Однако в 1886 году, когда, по рассказу Левинсона, происходило это изгнание Бакста из Академии, связанное с «Оплакиванием Христа», Макс Либерман скромно жил в Берлине со своей семьей; он уже был признанным художником, участвовал в выставках Берлинской академии, но еще отнюдь не стал тем, кем стал через несколько лет, то есть подлинным главой Берлинского Сецессиона. Место его в современной живописи сделается очевидным позднее; книги о нем появятся начиная с 1890-х годов, и первым о нем напишет в своей
Был ли Либерман для Бакста образцом успешного европейского художника еврейского происхождения? На своих фотографиях зрелый Бакст больше всего походит именно на него. Но это позже. А в 1886 году? Кто или что могло послужить моделью для юного бунтаря Левушки? Или даты и здесь несколько сдвинуты? Может быть, в 1986 году Лев Розенберг был исключен из Академии художеств за непосещение, а еврейскую тему в духе Либермана начал разрабатывать позднее?
Иуда
Во всяком случае, Александр Бенуа, познакомившийся с Бакстом в 1890-м, то есть четыре года спустя, описывал другую Левушкину, ничуть не менее провокационную, «еврейскую» картину на новозаветный сюжет, над которой тот работал. Забросив под влиянием своего нового товарища картину в духе Крамского «Самоубийца», которую Бенуа нещадно раскритиковал[168]
, Бакст задумал большую масляную картину «с темой еще более в его глазах серьезной и значительной»[169].Писал Левушка эту картину, по словам Бенуа, в академической мастерской: такие пустовавшие в Академии мастерские предоставлялись время от времени академическим профессорам и студентам. Но как же Бакст, посторонний уже тогда Академии человек, сумел получить такую мастерскую? Ведь для этого требовалась протекция? «Очевидно, какие-то связи у Левушки уже были, – объяснял Бенуа, – однако кто был этим покровителем, я не смог выяснить. Впрочем, при всей своей мягкости и кажущейся бестолковости Левушка обладал одной драгоценной чертой, свойственной вообще его племени. Он мог выказать необычайное упорство в достижении раз намеченной цели. Когда нужно, он становился неутомимым в своих хлопотах, прятал самолюбие в карман и забывал о тех вспышках возмущенной гордыни, которая была ему вообще свойственна»[170]

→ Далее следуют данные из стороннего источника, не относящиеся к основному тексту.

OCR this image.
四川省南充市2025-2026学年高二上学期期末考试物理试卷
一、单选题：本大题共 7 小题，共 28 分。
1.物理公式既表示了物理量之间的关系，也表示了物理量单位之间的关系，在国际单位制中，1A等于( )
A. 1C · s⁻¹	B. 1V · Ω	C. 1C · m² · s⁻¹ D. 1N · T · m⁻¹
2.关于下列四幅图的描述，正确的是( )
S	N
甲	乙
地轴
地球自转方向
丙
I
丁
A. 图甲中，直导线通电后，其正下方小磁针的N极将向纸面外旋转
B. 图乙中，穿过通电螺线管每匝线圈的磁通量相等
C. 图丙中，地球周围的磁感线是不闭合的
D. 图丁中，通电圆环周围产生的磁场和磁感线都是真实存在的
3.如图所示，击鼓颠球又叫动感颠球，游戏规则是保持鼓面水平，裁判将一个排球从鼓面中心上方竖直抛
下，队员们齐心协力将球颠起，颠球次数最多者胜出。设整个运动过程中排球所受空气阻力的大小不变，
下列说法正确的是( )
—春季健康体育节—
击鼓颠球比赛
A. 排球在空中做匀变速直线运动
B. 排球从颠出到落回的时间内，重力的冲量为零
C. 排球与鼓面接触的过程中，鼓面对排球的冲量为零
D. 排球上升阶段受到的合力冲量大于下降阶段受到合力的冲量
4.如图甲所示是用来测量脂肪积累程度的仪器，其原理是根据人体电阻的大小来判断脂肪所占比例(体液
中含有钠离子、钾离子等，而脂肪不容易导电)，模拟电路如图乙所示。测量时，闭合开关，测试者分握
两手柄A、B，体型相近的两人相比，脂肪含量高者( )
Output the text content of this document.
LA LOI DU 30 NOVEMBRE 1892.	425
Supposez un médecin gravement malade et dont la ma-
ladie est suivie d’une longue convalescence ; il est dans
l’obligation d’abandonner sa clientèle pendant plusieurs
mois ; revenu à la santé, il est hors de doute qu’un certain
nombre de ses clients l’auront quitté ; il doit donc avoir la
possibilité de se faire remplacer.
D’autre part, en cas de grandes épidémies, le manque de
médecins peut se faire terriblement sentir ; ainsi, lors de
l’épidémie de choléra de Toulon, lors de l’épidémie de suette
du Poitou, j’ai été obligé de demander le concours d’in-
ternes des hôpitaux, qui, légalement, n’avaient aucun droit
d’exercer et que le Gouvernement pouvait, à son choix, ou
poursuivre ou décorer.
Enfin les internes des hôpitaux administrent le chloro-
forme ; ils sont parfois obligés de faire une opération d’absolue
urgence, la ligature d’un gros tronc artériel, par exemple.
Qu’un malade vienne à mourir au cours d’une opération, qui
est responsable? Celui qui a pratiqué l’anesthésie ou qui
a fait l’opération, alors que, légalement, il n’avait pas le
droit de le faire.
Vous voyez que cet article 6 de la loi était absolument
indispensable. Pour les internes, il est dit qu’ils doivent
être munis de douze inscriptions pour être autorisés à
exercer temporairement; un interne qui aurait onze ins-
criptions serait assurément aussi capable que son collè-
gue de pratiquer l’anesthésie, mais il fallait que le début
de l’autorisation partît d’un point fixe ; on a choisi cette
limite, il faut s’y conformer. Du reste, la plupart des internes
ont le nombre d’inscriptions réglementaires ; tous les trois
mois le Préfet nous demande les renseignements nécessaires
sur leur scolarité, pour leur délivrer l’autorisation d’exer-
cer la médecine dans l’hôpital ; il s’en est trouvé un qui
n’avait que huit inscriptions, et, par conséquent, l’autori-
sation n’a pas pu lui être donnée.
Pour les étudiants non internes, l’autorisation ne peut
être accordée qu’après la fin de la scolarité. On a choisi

. Это замечание об «упорстве в достижении цели», свойственном «вообще его племени», позволяет представить себе, в какой антисемитской атмосфере приходилось Баксту жить в России, даже в окружении близких друзей, которые, как Бенуа, относились к нему с дружеской нежностью. Любопытно, что на это же самое «упорство» нацелено и антисемитское замечание Поленова, которое приводил в своих воспоминаниях о Серове Головин: «В Серове – сказал как-то ему Поленов – есть славянин и есть еврей (мать Серова была еврейка), и это совмещение дает ему усидчивость и терпение, несвойственные русскому человеку»[171]. Тот факт, что мать Серова была еврейкой крещеной, как видим, ничего не менял.Снова заглянем – по поводу этой якобы полученной каким-то туманным путем мастерской – в бумаги Академии художеств. Они свидетельствуют о том, что Бакст действительно обращался туда с просьбой предоставить ему мастерскую, но гораздо позднее, в 1898 году, когда по возвращении в Петербург из Парижа, где прожил, как мы скоро увидим, около шести лет, он, не имея еще квартиры, пытался закончить огромное, заказанное ему великим князем Алексеем Александровичем полотно. Академия ответила Баксту отказом[172]
. Вряд ли шестью годами ранее Академия предоставила бы ему ателье для написания никем не заказанной картины.